Rocky Linux is a security-focused distribution that offers users a robust firewall feature with FirewallD. For users accustomed to a Graphical User Interface (GUI), the command line may seem daunting because there is no visual representation. However, for those willing to learn the commands, FirewallD provides an easy way to control the firewall and disable or enable access to ports, services, or protocols. The software is also highly customizable so that users can tailor the firewall to their specific needs.
The following tutorial will teach you how to install and enable FirewallD and install FirewallD GUI on Rocky Linux 9 using the command line terminal.
Table of Contents
Update Rocky Linux
Begin by making sure your system is up to date with the latest packages, failure to do this may result in issues further down the line with the installation or your system in general.
sudo dnf upgrade --refresh
Once you have finished updating and upgrading your packages, install FirewallD.
By default, FirewallD should be automatically pre-installed on Rocky Linux 9. To confirm if the firewall is present, use the following command.
sudo firewall-cmd --version
The output should state a version number in the output that shows the presence of FirewallD.

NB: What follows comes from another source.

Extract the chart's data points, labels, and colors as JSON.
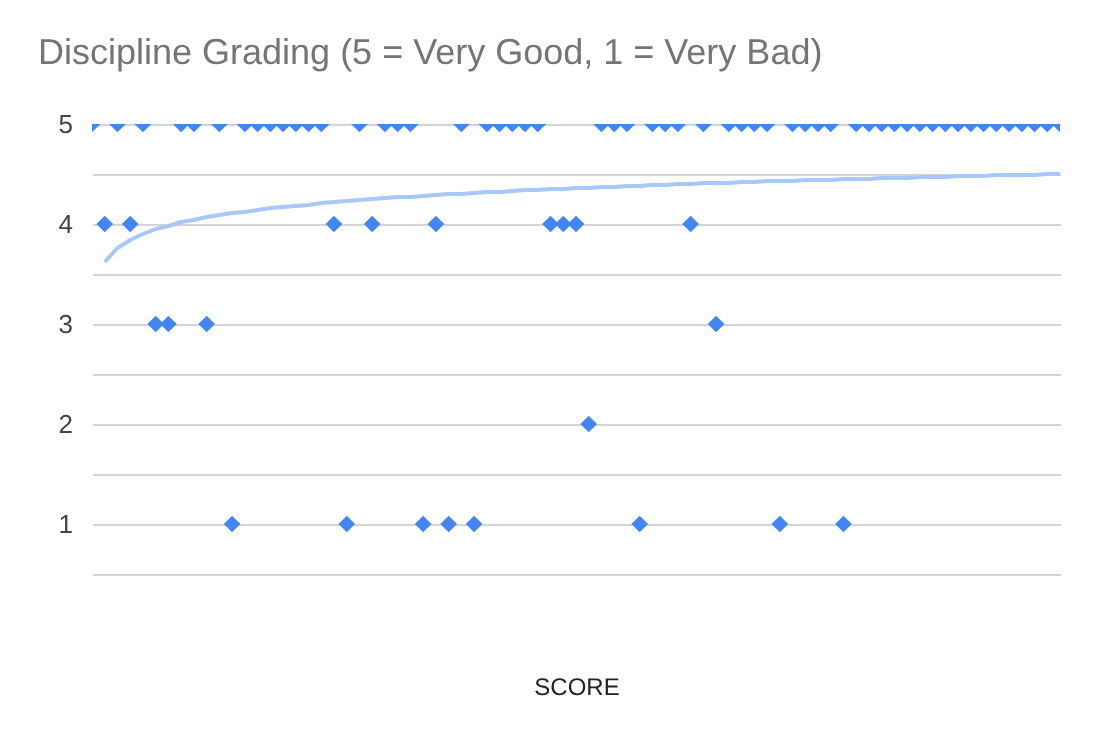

You can run the following command below for users that do not have the firewall installed or have removed the package previously.
sudo dnf install firewalld -y
After checking or re-installing FirewallD on your system, you need to enable the service.
The best practice is automatically enabling the firewall software at system boot and starting it immediately. This can be accomplished with an all-in-one command as follows.
sudo systemctl enable firewalld --now
Next, check the status of FirewallD to ensure everything is working and no errors are present.
systemctl status firewalld
As above, the backend of FirewallD is active and working correctly.
Install FirewallD GUI
The next step is installing the graphical interface (GUI) for FirewallD, which you can begin using the following command.
sudo dnf install firewall-config -y
KDE desktop environment users can install the KDE control panel for FirewallD.
sudo dnf install plasma-firewall-firewalld -y
Launch FirewallD GUI
Once the installation has been completed, you can run the GUI by opening the application with the following path.
Activities > Show Applications > Firewall
Once launched, you can begin to experiment with the firewall settings, the main list you can see is public, along with services, ports, protocols, and much more.
The view menu and Options also have additional options and selects.
Example of FirewallD GUI:
How to Remove (Uninstall) FirewallD GUI
Use the following command below for users who no longer wish to use FirewallD GUI.
sudo dnf autoremove firewall-config
KDE users that want to remove the FirewallD panel.
sudo dnf autoremove plasma-firewall-firewalld
Note that this will remove all unused dependencies for FirewallD GUI and any other dependencies that are no longer used on your system, so be aware. You should remove these for most users as they can clog your system up heavily after a while.
Comments and Conclusion
If you’re looking for a lightweight yet sophisticated program that will help keep an eye on your system, look no further than GUIs sleek and simple interface, and you should check it out.